Avec la reconduction des sortants et l’élection d’un homme du sérail, les chambres ont choisi le Conseil fédéral le plus sage possible. Pour un pays désormais aux mains du centre-droit et de la gauche.

Les amateurs d’émotions fortes se seront donc levés pour rien ce 14 décembre. La matinée aura accouché d’un Conseil fédéral consensuel au possible, avec la concrétisation rapide du scénario le plus attendu.

La faute d’abord à une stratégie UDC d’une pauvreté confondante. Quel sens, en effet, pouvait-il y avoir de présenter, contre des sortants ayant certes fait diversement leurs preuves, mais n’ayant pas non plus complètement démérité, des candidats fantômes comme Hansjörg Walter ou folkloriques comme Jean-François Rime?

A quoi bon, ensuite, s’indigner, trépigner, pleurnicher et parler en boucle de frustration, de colère? A quoi bon rabâcher le couplet de la concordance, l’antienne de l’arithmétique? Comme si l’arithmétique suffisait à garantir l’onction de sous-fifres au détriment de personnalités avérées. Comme si la concordance pouvait s’accommoder de l’insulte permanente et du mépris affiché.

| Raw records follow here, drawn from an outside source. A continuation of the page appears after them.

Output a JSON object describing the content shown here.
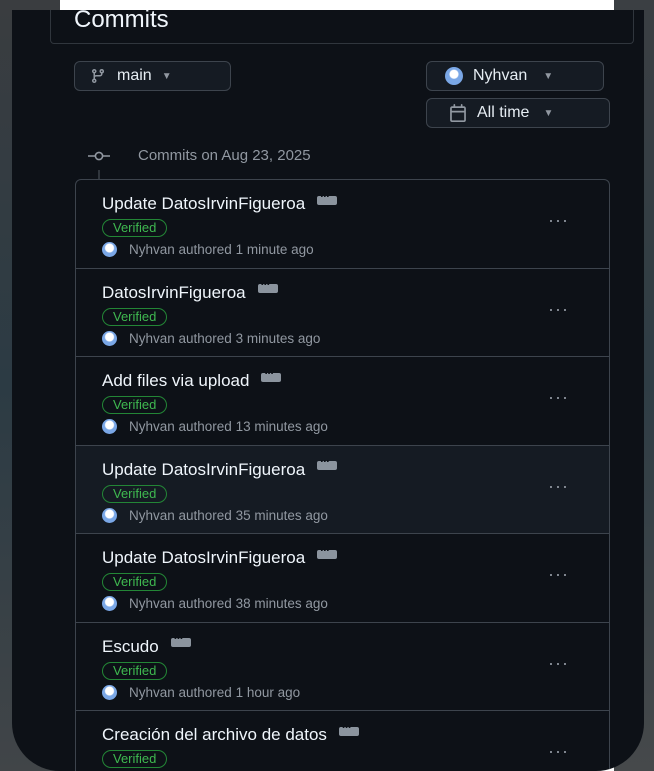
{
  "page": {
    "title": "Commits"
  },
  "filters": {
    "branch": "main",
    "author": "Nyhvan",
    "time": "All time"
  },
  "timeline": {
    "date_label": "Commits on Aug 23, 2025"
  },
  "commits": [
    {
      "message": "Update DatosIrvinFigueroa",
      "badge": "Verified",
      "byline": "Nyhvan authored 1 minute ago"
    },
    {
      "message": "DatosIrvinFigueroa",
      "badge": "Verified",
      "byline": "Nyhvan authored 3 minutes ago"
    },
    {
      "message": "Add files via upload",
      "badge": "Verified",
      "byline": "Nyhvan authored 13 minutes ago"
    },
    {
      "message": "Update DatosIrvinFigueroa",
      "badge": "Verified",
      "byline": "Nyhvan authored 35 minutes ago"
    },
    {
      "message": "Update DatosIrvinFigueroa",
      "badge": "Verified",
      "byline": "Nyhvan authored 38 minutes ago"
    },
    {
      "message": "Escudo",
      "badge": "Verified",
      "byline": "Nyhvan authored 1 hour ago"
    },
    {
      "message": "Creación del archivo de datos",
      "badge": "Verified",
      "byline": ""
    }
  ],
  "icons": {
    "branch": "git-branch-icon",
    "author": "avatar",
    "time": "calendar-icon",
    "commit": "git-commit-icon",
    "more": "kebab-horizontal-icon",
    "expand": "ellipsis-expand-icon"
  }
}
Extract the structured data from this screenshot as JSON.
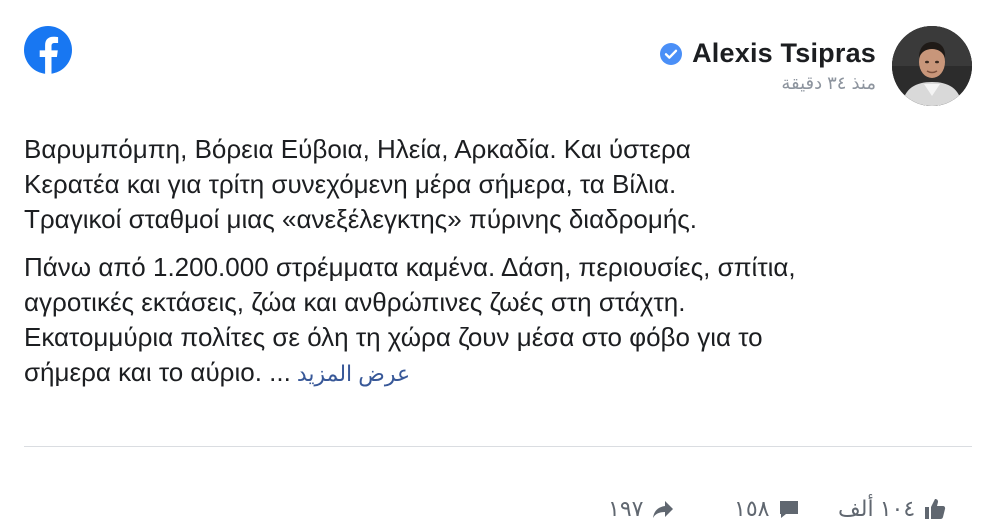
{
  "brand": {
    "icon": "facebook-logo-icon",
    "color": "#1877f2"
  },
  "author": {
    "name": "Alexis Tsipras",
    "verified": true,
    "verified_icon": "verified-badge-icon",
    "timestamp": "منذ ٣٤ دقيقة",
    "avatar": "profile-photo"
  },
  "post": {
    "paragraph1": [
      "Βαρυμπόμπη, Βόρεια Εύβοια, Ηλεία, Αρκαδία. Και ύστερα",
      "Κερατέα και για τρίτη συνεχόμενη μέρα σήμερα, τα Βίλια.",
      "Τραγικοί σταθμοί μιας «ανεξέλεγκτης» πύρινης διαδρομής."
    ],
    "paragraph2": [
      "Πάνω από 1.200.000 στρέμματα καμένα. Δάση, περιουσίες, σπίτια,",
      "αγροτικές εκτάσεις, ζώα και ανθρώπινες ζωές στη στάχτη.",
      "Εκατομμύρια πολίτες σε όλη τη χώρα ζουν μέσα στο φόβο για το",
      "σήμερα και το αύριο.  ..."
    ],
    "see_more": "عرض المزيد"
  },
  "footer": {
    "shares": "١٩٧",
    "share_icon": "share-arrow-icon",
    "comments": "١٥٨",
    "comment_icon": "comment-icon",
    "likes": "١٠٤ ألف",
    "like_icon": "like-thumb-icon"
  }
}
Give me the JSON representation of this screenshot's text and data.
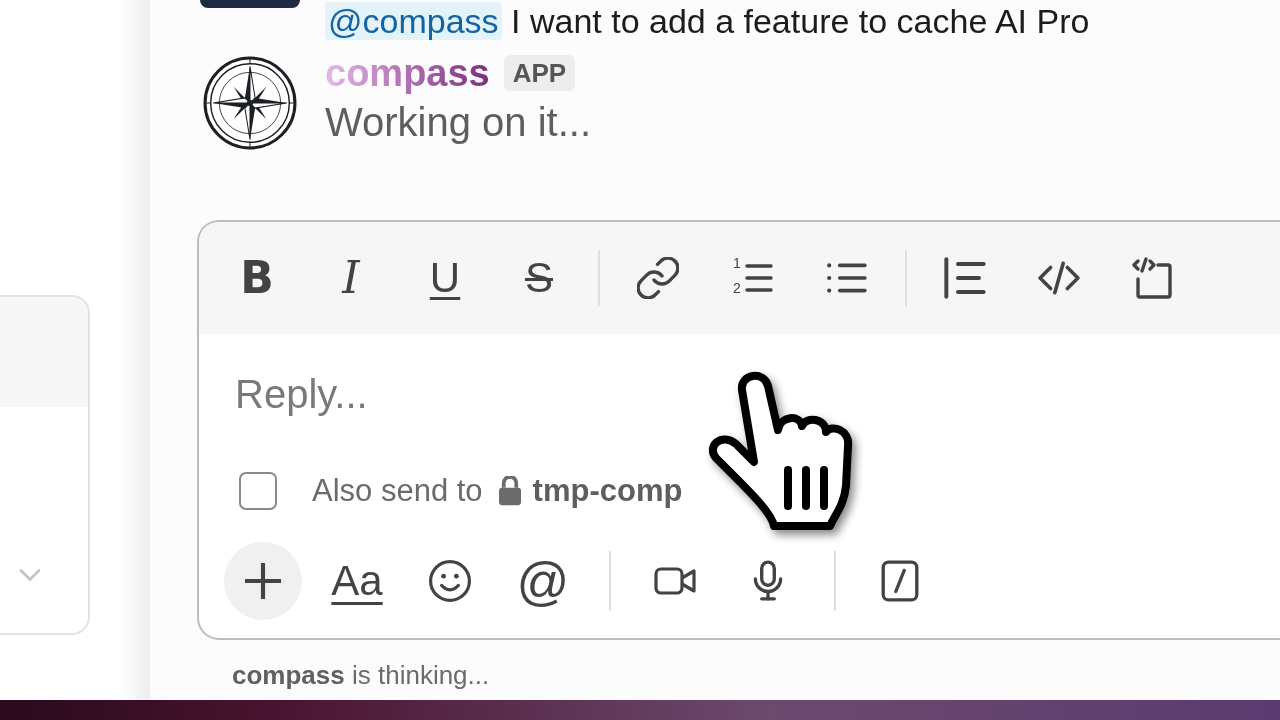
{
  "previous_message": {
    "mention": "@compass",
    "text": "I want to add a feature to cache AI Pro"
  },
  "message": {
    "sender": "compass",
    "badge": "APP",
    "text": "Working on it..."
  },
  "composer": {
    "formatting_groups": [
      [
        {
          "kind": "bold",
          "label": "B"
        },
        {
          "kind": "italic",
          "label": "I"
        },
        {
          "kind": "underline",
          "label": "U"
        },
        {
          "kind": "strikethrough",
          "label": "S"
        }
      ],
      [
        {
          "kind": "link"
        },
        {
          "kind": "ordered_list",
          "numerals": [
            "1",
            "2"
          ]
        },
        {
          "kind": "bulleted_list"
        }
      ],
      [
        {
          "kind": "blockquote"
        },
        {
          "kind": "code"
        },
        {
          "kind": "code_block"
        }
      ]
    ],
    "placeholder": "Reply...",
    "also_send": {
      "checked": false,
      "label": "Also send to",
      "channel": "tmp-comp"
    },
    "action_groups": [
      [
        {
          "kind": "attach"
        },
        {
          "kind": "format",
          "label": "Aa"
        },
        {
          "kind": "emoji"
        },
        {
          "kind": "mention",
          "label": "@"
        }
      ],
      [
        {
          "kind": "video"
        },
        {
          "kind": "audio"
        }
      ],
      [
        {
          "kind": "shortcuts"
        }
      ]
    ]
  },
  "status": "**compass** is thinking..."
}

Les radicaux de leur côté peuvent s’estimer heureux d’avoir conservé leurs deux sièges, qu’ils doivent sans doute davantage à la faiblesse des candidats UDC qu’aux flamboyants exploits de leurs deux ministres Burkhalter et Schneider-Ammann.

L’alliance des durs, des faucons et autres casques à boulons — l’UDC et l’aile musclée du parti radical, autrement dit la droite scrogneugneu — a peut-être trouvé ce matin-là sa sinistre conclusion. Les radicaux y regarderont désormais à deux fois avant de s’acoquiner avec des hordes blochériennes dont ils peuvent se croire proches. Alors qu’au fond, à bien y regarder, un abîme les sépare. Un gouffre qui n’a cessé de se creuser entre un parti se voulant celui de la responsabilité, du consensus, de la réflexion, et une formation qui a fait de la confrontation, de l’émotion et de la politique spectacle son style premier, sa manière d’être.

La seule surprise in fine de ce scrutin sous contrôle est peut-être que Pierre-Yves Maillard n’ait pas existé un seul instant face au bulldozer Berset. Malgré «la campagne de contenu» du Vaudois, comme il l’a qualifiée lui-même, malgré aussi sa convaincante expérience de ministre cantonal.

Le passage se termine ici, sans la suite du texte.